Bootstrapping took 54.0082790851593


In [24]:
# extract the 95% confidence interval from the bootstrapped coefficients
review_results_df["quantile2.5"] = np.quantile(boot_coefs, 0.025, axis = 0)
review_results_df["quantile97.5"] = np.quantile(boot_coefs, 0.975, axis = 0)

In [25]:
review_results_df.sort_values(by = "feature_importance_value")

Unnamed: 0,variable_name,coefficient_estimate,feature_importance_value,quantile2.5,quantile97.5
review_value,review_value,2.428162,0,1.78901,2894.348496
value_for_money_rating,value_for_money_rating,0.69251,2,-1.339488,36.609167
review_food_bev_crew,review_food_bev_crew,-124.852794,3,-4012.241498,53.032617
title_money_value,title_money_value,33.934106,3,-4630.90721,875.150363
review_luggage_seats,review_luggage_seats,-124.231626,4,-4039.637143,55.119078
review_time_delays,review_time_delays,-124.051118,5,-2375.644515,70.291347
title_staff_delays,title_staff_delays,40.243784,5,-2489.441351,1807.150002
seat_type_First Class,seat_type_First Class,-2.915885,8,-5.328878,0.0
seat_type_Business Class,seat_type_Business Class,0.509681,10,0.0,3.733909


It turns out that the coefficients vary wildly.  The only coefficients that somewhat make sense are the two least important ones, first class and business class seat types.  We know that they only had one review for each one.
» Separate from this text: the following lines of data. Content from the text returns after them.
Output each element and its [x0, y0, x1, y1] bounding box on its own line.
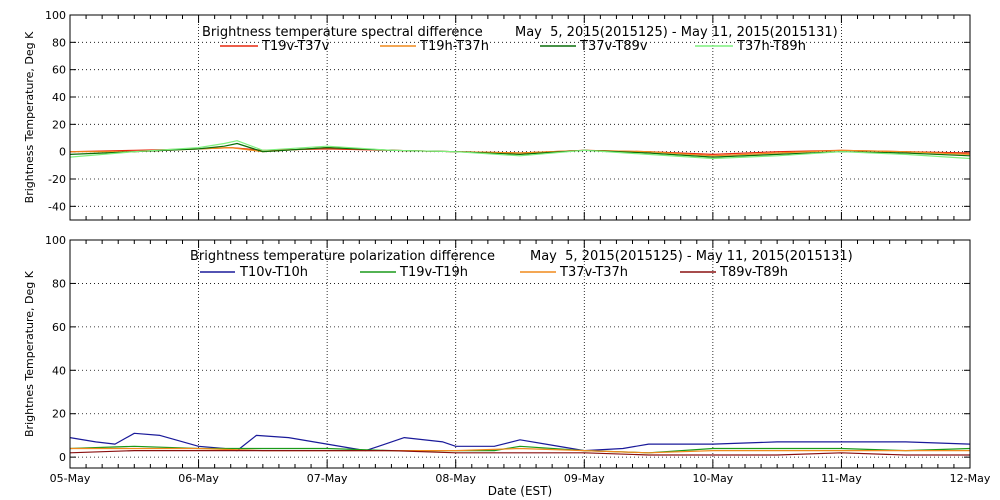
- chart-date-range: May 5, 2015(2015125) - May 11, 2015(2015…: [515, 25, 838, 40]
- x-tick-label: 11-May: [821, 472, 862, 485]
- series-line-T10v-T10h: [69, 432, 971, 452]
- x-tick-label: 09-May: [564, 472, 605, 485]
- y-tick-label: 40: [52, 91, 66, 104]
- legend-label: T37h-T89h: [736, 39, 806, 54]
- y-tick-label: 40: [52, 364, 66, 377]
- y-tick-label: 80: [52, 36, 66, 49]
- y-tick-label: -40: [48, 200, 66, 213]
- x-tick-label: 08-May: [435, 472, 476, 485]
- x-tick-label: 06-May: [178, 472, 219, 485]
- y-tick-label: -20: [48, 173, 66, 186]
- y-tick-label: 100: [45, 234, 66, 247]
- x-tick-label: 10-May: [692, 472, 733, 485]
- x-tick-label: 05-May: [50, 472, 91, 485]
- series-line-T37h-T89h: [69, 140, 971, 160]
- x-axis-label: Date (EST): [488, 484, 552, 498]
- chart-panel-2: 0 20 40 60 80 100 Brightness temperature polar…: [23, 234, 991, 498]
- plot-frame: [69, 239, 971, 469]
- legend-label: T19v-T37v: [261, 39, 330, 54]
- y-tick-label: 0: [59, 146, 66, 159]
- chart-date-range: May 5, 2015(2015125) - May 11, 2015(2015…: [530, 249, 853, 264]
- y-tick-label: 60: [52, 64, 66, 77]
- series-line-T19h-T37h: [70, 147, 971, 157]
- chart-title: Brightness temperature polarization diff…: [190, 249, 495, 264]
- legend-label: T89v-T89h: [719, 265, 788, 280]
- series-line-T89v-T89h: [69, 450, 970, 456]
- legend-label: T37v-T89v: [579, 39, 648, 54]
- legend-label: T10v-T10h: [239, 265, 308, 280]
- x-tick-label: 12-May: [950, 472, 991, 485]
- y-tick-label: 20: [52, 408, 66, 421]
- chart-title: Brightness temperature spectral differen…: [202, 25, 483, 40]
- y-tick-label: 0: [59, 451, 66, 464]
- y-axis-label: Brightness Temperature, Deg K: [23, 31, 36, 203]
- y-tick-label: 100: [45, 9, 66, 22]
- series-line-T37v-T37h: [70, 447, 970, 454]
- legend-label: T19h-T37h: [419, 39, 489, 54]
- legend-label: T19v-T19h: [399, 265, 468, 280]
- plot-frame: [69, 14, 971, 221]
- y-tick-label: 80: [52, 277, 66, 290]
- chart-panel-1: -40 -20 0 20 40 60 80 100 Brightness temperature…: [23, 9, 971, 221]
- legend-label: T37v-T37h: [559, 265, 628, 280]
- y-axis-label: Brightnes Temperature, Deg K: [23, 270, 36, 437]
- y-tick-label: 60: [52, 321, 66, 334]
- y-tick-label: 20: [52, 118, 66, 131]
- x-tick-label: 07-May: [307, 472, 348, 485]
The feature importance order makes sense, but I don't think we can put any stock into the coefficients.  The reason I think the feature importance order is somewhat reliable is because it is backed up by what was seen in the EDA notebook.

Small sample size is the culprit here, no coefficient has enough power behind it to make a solid conclusion.